Minggu, 24 Nov 2024
Home
Search
Menu
Share
More
4 Nov 2024 08:19 - 6 menit reading

Mazhab Syafi’i, Para Ulama, dan Karya Tulisnya

Mazhab Syafi’i adalah salah satu mazhab fikih yang paling banyak pengikutnya dari umat Islam di berbagai belahan dunia, termasuk Indonesia, Malaysia, Brunei, Mesir, Somalia, dan Yaman.
Imam al-Syafi’i rahimahullah sendiri melahirkan 2 karya tulis penting yang menjadi referensi utama dalam metodologi pengambilan hukum (ijtihad), yaitu al-Risalah dan al-Umm.
Berikut sejumlah nama fuqaha Syafiiyah dari masa ke masa:

  1. Ismail bin Yahya al-Muzani (w. 264 H). Beliau murid langsung dari Imam Syafi’i dan penulis kitab Mukhtashar al-Muzani, yang merupakan kitab rujukan utama dalam mazhab Syafi’i, setelah al-Umm.
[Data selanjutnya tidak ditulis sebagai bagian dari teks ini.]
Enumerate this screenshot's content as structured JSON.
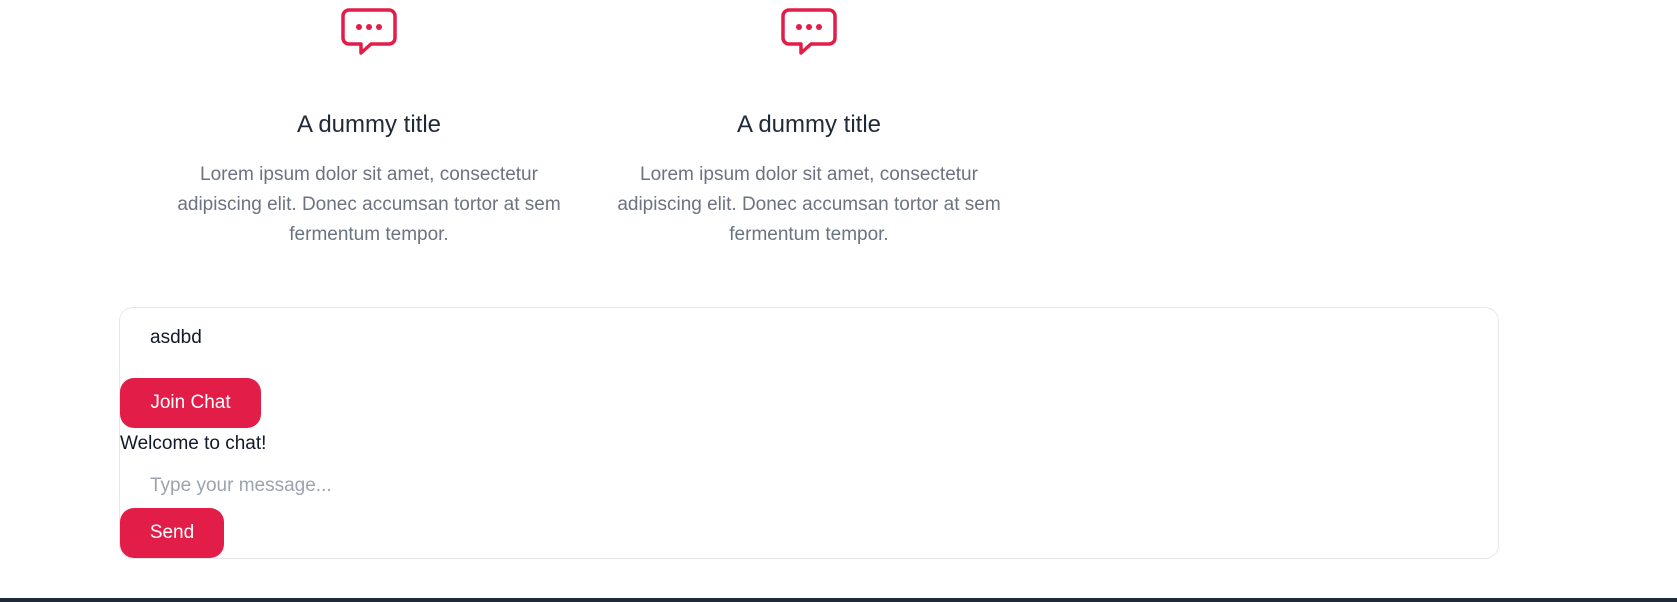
{
  "features": [
    {
      "icon": "chat-bubble-dots-icon",
      "title": "A dummy title",
      "description": "Lorem ipsum dolor sit amet, consectetur adipiscing elit. Donec accumsan tortor at sem fermentum tempor."
    },
    {
      "icon": "chat-bubble-dots-icon",
      "title": "A dummy title",
      "description": "Lorem ipsum dolor sit amet, consectetur adipiscing elit. Donec accumsan tortor at sem fermentum tempor."
    }
  ],
  "chat": {
    "name_value": "asdbd",
    "join_label": "Join Chat",
    "welcome_text": "Welcome to chat!",
    "message_placeholder": "Type your message...",
    "send_label": "Send"
  },
  "colors": {
    "accent": "#e11d48",
    "title_text": "#1f2937",
    "body_text": "#6b7280",
    "footer": "#1f2937"
  }
}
  2. Yusuf bin Yahya al-Buaythi (w. 231 H). Beliau juga murid langsung dari Imam Syafi’i, bahkan beliau yang menggantikan posisi Imam Syafi’i sebagai pengajar. Beliau menulis kitab Mukhtashar al-Buwaithi.
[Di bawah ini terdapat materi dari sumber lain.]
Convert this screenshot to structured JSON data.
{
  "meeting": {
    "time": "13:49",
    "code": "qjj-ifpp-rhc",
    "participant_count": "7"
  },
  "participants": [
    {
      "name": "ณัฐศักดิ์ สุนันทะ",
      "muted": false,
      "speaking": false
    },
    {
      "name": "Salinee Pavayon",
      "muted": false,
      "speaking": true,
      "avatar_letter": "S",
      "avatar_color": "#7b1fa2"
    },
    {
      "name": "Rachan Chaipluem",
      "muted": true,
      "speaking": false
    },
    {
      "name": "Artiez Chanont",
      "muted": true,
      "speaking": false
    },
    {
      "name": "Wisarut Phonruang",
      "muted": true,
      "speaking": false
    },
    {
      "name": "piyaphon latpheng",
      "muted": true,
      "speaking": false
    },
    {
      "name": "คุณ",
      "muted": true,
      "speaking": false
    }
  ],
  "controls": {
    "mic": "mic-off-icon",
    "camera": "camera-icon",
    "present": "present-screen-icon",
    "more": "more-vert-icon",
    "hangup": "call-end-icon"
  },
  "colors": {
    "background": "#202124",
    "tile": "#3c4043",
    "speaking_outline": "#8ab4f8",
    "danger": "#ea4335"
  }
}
  3. Al-Qadhi Husain (w. 462 H). Beliau menulis kitab al-Ta’liqah, yang merupakan penjelasan dari kitab Mukhtashar al-Muzani. Istilah “Qadhi” dalam kitab-kitab fiqh Syafi’i, merujuk kepada beliau rahimahullah.
  4. Abu al-Thayyib al-Thabari (w. 450 H). Beliau juga menulis kitab dengan judul dan tujuan yang sama dengan al-Qadhi Husain.
  5. Al-Mawardi (w. 450 H). Penulis kitab al-Hawi al-Kabir, kitab yang berisi penjelasan fiqh Mazhab Syafi’i beserta dalil-dalilnya.
  6. Ahmad bin al-Husain al-Baihaqi (458 H). Imam ahli hadis dalam mazhab Syafi’i dan penulis kitab Sunan al-Baihaqi dan Ma’rifah Sunan wal Atsar, kitab hadis terpenting dalam mazhab, yang menyebutkan dalil-dalil dari fiqh mazhab Syafi’i beserta sanadnya.
  7. Imam al-Haramain, Abdul Malik bin Abdillah bin Yusuf (w. 478). Penulis kitab Nihayatul Mathlab fii Dirayatil Mazhab, yang merupakan penjelasan dari kitab Mukhtashar al-Muzani. Beliau juga menulis kitab al-Waraqat dan al-Burhan dalam disiplin ilmu ushul fiqhi. Jika kata “imam” tersebut secara mutlak dalam kitab-kitab fiqh Syafi’i, maka yang dimaksud adalah Imam al-Haramain rahimahullah.
  8. Abu Ishaq al-Syirazi (w. 476 H). Salah satu penulis terkenal dalam mazhab Syafi’i. Salah satu karyanya adalah kitab al-Muhadzdzab, yang dijelaskan oleh Imam al-Nawawi dalam kitab al-Majmu’ Syarh al-Muhadzdzab. Juga kitab al-Luma’, salah satu rujukan penting dalam ushul fiqh mazhab Syafi’i.
  9. Al-Ruyani (w. 502 H). Penulis kitab Bahrul Mazhab. Kata “kedua Qadhi” dalam kitab-kitab fiqh Syafi’i, merujuk kepada al-Qadhi al-Mawardi dan al-Qadhi al-Ruyani rahimahumallah.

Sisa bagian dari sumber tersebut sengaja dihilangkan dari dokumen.